As of now, 11 states have implemented the food law. Of which, Haryana, Rajasthan, Punjab, Chhattisgarh and Maharashtra, have fully implemented the Act; while Delhi, Himachal Pradesh, Karnataka, Chandigarh, Madhya Pradesh and Bihar have done it partially, Paswan added.
He also rejected suggestions that the new government was not keen about the scheme launched by the previous government last year.
"There is no less enthusiasm. Many states had opposed the law. We are trying to implement the law at the earliest. We had given three months extension that has expired. There might be another extension given to states," Paswan said.
The Centre will also advise state governments to exclude tax-payers and class 1-2 officers from the beneficiaries' list under the food law, he told PTI in an interview.
Making it clear that the NDA government will not shelve the new law brought in by the previous UPA regime, Paswan said that the government will implement the Act but hinted there could be some amendments to remove anomalies in entitlement.
The government has given six months more time till April to state governments for implementing the food law, that gives two-thirds of the country's population the right to subsidised foodgrains. The earlier three-month extension expired on October 4.
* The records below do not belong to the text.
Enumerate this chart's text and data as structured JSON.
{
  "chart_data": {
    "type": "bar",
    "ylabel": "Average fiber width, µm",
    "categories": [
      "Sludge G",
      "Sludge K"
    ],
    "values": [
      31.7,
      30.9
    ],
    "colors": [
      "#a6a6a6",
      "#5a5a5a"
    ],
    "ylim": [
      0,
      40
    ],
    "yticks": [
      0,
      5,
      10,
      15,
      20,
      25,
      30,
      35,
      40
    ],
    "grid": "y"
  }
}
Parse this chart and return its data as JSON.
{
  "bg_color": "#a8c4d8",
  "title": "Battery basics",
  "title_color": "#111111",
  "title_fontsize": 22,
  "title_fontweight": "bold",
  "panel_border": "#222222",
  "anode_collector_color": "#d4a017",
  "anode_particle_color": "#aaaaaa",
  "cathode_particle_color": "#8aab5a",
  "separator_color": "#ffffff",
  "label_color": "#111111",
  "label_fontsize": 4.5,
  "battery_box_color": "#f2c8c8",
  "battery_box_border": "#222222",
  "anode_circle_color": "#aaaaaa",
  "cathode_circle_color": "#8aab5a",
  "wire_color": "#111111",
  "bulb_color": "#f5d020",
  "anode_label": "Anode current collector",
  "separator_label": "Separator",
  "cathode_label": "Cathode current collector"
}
Under the Food law, the government would distribute a uniform quantity of 5 kilograms of foodgrains per person at a flat rate of Rs 3 per kg for rice, Rs 2 per kg for wheat and Rs 1 per kg for coarse cereals.
The existing Antyodaya Anna Yojana (AAY) households, poorest of the poor, will continue to receive 35 kg of foodgrains per family a month.
The implementation of the law would increase the Centre's food subsidy bill by Rs 25,000 crore to Rs 1.31 lakh crore.